Cyber attacks on trust expose companies to millions in losses
Posted on 25 April 2013.
Every large UK business is open to £247million in possible threat exposure due to a lack of control over cryptographic keys and certificates, the foundation of trust in the modern world of secure communications, smartphones, cloud computing and almost every digital and electronic asset, according to the Ponemon Institute.


Organisations face ever-increasing challenges with trust exploits. With advanced persistent threats (APTs), bad actors are taking advantage of every exploit and look for the weakest link in security systems. Common, well-known vulnerabilities like digitally signed malware, poor key and certificate management and weak cryptographic methods remain in many enterprises.

Despite over half (51%) of UK organisations admitting that they know these to be major security issues, few are taking action. Failure to manage certificates and keys creates vulnerabilities that cybercriminals leverage to breach enterprise networks, steal data and IP and disrupt critical business operations.

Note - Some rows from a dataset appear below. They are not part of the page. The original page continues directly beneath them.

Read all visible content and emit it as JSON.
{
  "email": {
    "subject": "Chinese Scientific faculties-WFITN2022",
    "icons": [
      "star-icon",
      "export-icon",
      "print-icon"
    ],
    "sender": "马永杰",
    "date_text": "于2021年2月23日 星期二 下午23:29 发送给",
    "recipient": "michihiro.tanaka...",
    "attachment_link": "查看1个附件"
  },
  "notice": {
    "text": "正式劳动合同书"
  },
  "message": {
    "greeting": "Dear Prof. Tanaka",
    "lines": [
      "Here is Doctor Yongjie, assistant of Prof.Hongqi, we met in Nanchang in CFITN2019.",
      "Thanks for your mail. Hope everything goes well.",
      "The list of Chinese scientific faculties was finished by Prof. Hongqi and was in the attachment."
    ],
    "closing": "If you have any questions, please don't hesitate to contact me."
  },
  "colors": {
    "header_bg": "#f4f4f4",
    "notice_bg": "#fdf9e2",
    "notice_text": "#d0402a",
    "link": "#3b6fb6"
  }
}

Every UK organisation in the survey had faced at least one of these attacks over the last 2 years.

“With every business and government department across the UK relying on cryptographic keys and certificates in order to operate, failure to manage just one can result in serious attacks or unplanned system outages," says Calum Macleod, Venafi EMEA Evangelist. “Criminals understand how difficult it is to control trust, and by failing to have the correct controls in place to manage or secure certificates and keys, businesses have opened themselves up to risk on a daily basis.”

Today the typical Global 20000 organisation has an average of 17,807 certificates and keys deployed across its infrastructure. Within the UK Fortune 500, there are likely five or six million keys and certificates in use at any one time, which creates a significant target for attack and renders manual management untenable.

The survey also highlights that 61% of UK respondents don’t know how many keys or certificates are currently in use across their infrastructure. This identifies a worrying trend that whilst half of respondents know the security impact of certificate mismanagement, the same amount (half) have no idea how many certificates are currently in action.

Macleod continues “It is extremely concerning to know that so many businesses are aware of the security impacts certificate and key oversight can have on a business, yet are still doing nothing to combat the problem. Unless organisations sit up and take notice of this growing problem the threat and the amount of money lost by organisations each year will only increase.”